Lance is kinkier than Shiro
Members: Firelord, choke me daddy, President Taquito, Pidgeon, Hunky Munky, princess fukboi killer
President Taquito (Lance McClain):
-guY S GUYS I NEED YOUR HE LP
Pidgeon (Katie Holt):
-what
President Taquito (Lance McClain):
-I need maJOR fhelp and i don't know what to do
Firelord (Keith Kogane):
-Jesus christ spit it out
President Taquito (Lance McClain):
-SHIT MY PHONE IS ABOUT TO DIE
-QUICK WHERE ARE YOU I'LL COME FIND YOU
Firelord (Keith Kogane):
-Library 2nd floor
Keith shut his phone off and slid against the back of his cushioned chair, obviously irritated. "Lance is heading over."
Shiro looked up from his laptop, fingers halting from their place at the keyboard.
"To study? Or is he coming to watch Naruto like last time?"
Keith cringed at the thought. He despised Naruto more than any other ridiculous anime
Lance wasted his time on. Keith couldn't even remember the amount of times Lance had ushered him into watching his cartoons, usually with japanese subtitles and excessive amounts of screaming.
"He needs help or something." Keith gave all the information he knew and shrugged.
Pidge audibly groaned, visibly sulking their entire body away from their laptop screen. "I bet he forgot his school ID again. He keeps making me search it up on the school mainframe."
"Isn't that, I don't know, illegal?"
The smirk on Pidge's face was devilish. "Only if you get caught."
"Anyway..." Keith changed the subject. "He's being annoyingly vague on the issue."
It wasn't until a few minutes later that the sound of Lance's cries echoed from the other side of the library. Keith watched as a hysteric Lance came sprinting from behind the corner of a bookshelf, nearly pinning a girl and a librarian in the process.

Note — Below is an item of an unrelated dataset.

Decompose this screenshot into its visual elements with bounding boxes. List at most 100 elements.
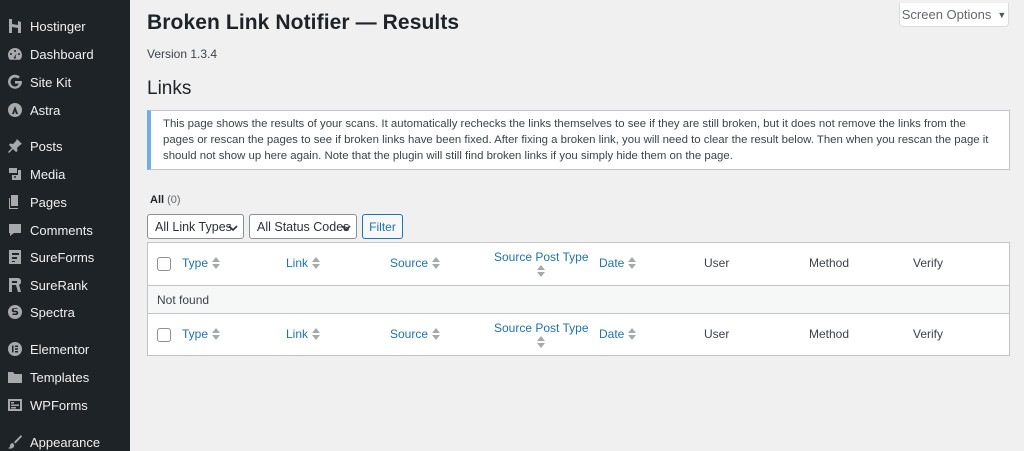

Keith chuckled when the librarian almost killed Lance, the older woman scolding him with a pointed finger.
The moment the librarian was out of sight Lance made his quick escape to their side. Announcing at a volume much louder than library appropriate, Lance slammed his palms on the table and cried: "I have a predicament!"

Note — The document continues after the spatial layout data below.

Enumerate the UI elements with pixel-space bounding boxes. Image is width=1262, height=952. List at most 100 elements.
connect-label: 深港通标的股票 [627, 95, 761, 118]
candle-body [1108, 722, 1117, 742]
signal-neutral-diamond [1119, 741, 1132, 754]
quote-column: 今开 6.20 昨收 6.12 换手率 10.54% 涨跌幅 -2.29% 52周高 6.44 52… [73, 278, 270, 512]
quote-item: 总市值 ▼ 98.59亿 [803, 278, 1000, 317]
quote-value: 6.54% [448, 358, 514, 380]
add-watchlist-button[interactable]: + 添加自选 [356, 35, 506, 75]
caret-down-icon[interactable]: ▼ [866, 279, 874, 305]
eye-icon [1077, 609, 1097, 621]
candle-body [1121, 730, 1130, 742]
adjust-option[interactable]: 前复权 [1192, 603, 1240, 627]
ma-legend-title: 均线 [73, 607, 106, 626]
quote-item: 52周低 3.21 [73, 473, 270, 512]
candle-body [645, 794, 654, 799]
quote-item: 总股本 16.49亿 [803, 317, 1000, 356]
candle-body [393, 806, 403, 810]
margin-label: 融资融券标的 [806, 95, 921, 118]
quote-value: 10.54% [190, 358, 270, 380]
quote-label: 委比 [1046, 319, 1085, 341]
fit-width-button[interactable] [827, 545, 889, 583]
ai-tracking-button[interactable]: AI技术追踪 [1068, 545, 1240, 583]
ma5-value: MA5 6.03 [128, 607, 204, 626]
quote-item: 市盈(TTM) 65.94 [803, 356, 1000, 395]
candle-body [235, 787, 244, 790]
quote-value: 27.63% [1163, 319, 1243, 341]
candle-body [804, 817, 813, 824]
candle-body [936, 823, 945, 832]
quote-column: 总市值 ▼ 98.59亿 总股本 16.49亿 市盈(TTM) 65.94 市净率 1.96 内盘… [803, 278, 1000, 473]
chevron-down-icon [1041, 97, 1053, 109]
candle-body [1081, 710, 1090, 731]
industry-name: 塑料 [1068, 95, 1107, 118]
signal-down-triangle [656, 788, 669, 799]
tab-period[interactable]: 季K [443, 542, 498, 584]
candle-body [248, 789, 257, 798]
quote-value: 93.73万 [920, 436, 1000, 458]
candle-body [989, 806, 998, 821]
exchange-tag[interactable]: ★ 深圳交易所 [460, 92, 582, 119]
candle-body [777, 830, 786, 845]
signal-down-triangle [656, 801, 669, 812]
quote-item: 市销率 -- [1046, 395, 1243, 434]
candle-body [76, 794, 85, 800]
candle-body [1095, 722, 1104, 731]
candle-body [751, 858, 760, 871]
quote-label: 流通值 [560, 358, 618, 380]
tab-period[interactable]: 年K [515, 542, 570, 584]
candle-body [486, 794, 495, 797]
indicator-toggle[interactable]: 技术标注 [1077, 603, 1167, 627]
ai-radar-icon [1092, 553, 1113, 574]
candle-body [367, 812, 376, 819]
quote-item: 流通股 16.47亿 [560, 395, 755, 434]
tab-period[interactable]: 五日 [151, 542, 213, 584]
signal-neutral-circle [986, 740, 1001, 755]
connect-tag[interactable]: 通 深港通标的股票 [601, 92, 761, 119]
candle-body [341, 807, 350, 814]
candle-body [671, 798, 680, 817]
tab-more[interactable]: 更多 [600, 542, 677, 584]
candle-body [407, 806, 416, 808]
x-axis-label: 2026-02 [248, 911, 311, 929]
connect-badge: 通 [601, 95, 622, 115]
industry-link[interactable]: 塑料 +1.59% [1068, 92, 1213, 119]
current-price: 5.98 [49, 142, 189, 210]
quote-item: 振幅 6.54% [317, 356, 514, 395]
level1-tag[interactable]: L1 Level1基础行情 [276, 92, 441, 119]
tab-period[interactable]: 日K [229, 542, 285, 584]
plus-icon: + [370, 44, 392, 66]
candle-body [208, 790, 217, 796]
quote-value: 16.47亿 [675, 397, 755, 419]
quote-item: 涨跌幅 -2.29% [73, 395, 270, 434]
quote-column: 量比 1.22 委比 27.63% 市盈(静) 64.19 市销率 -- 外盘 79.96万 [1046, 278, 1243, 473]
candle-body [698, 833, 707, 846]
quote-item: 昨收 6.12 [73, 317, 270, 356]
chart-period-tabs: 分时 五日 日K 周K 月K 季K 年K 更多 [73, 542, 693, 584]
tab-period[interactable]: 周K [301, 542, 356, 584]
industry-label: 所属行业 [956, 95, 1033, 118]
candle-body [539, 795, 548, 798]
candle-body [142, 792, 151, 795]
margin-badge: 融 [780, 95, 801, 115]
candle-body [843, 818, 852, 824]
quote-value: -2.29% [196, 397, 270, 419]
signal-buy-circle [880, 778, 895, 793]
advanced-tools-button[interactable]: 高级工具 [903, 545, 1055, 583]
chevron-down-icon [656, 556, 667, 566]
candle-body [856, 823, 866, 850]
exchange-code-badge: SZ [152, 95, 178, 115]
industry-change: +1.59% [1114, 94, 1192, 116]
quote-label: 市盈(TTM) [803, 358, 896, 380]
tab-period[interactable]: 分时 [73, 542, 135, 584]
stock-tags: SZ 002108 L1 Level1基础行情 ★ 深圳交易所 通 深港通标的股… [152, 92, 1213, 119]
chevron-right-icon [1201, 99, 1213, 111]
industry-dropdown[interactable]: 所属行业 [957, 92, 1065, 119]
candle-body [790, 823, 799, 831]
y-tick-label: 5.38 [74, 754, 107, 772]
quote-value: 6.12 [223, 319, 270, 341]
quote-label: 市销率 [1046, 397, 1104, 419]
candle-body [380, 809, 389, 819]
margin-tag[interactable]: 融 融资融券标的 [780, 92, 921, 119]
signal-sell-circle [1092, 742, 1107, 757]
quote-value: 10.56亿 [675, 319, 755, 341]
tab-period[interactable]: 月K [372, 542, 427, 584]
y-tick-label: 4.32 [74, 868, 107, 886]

"What's up?" Shiro asked, unphased by the papers and books that had fallen from the table's sudden movement.
"What's up? WHAT'S UP? I'll tell you what's fucking up."
Keith groaned outwardly, slamming his own laptop shut. "If you say the sky I swear to fucking god—"
"No!" Lance flung himself into the fourth chair. "Well, actually yes, but that's not what's up! What's up is my Abuela! She's coming to my parent's house for christmas!"
Keith gave the boy a deadpan stare. "So? It's just your grandma. You love her and stuff. Right?"
"Of course I do!" Lance flung his hands into the air. "That's what makes my problem even worse!"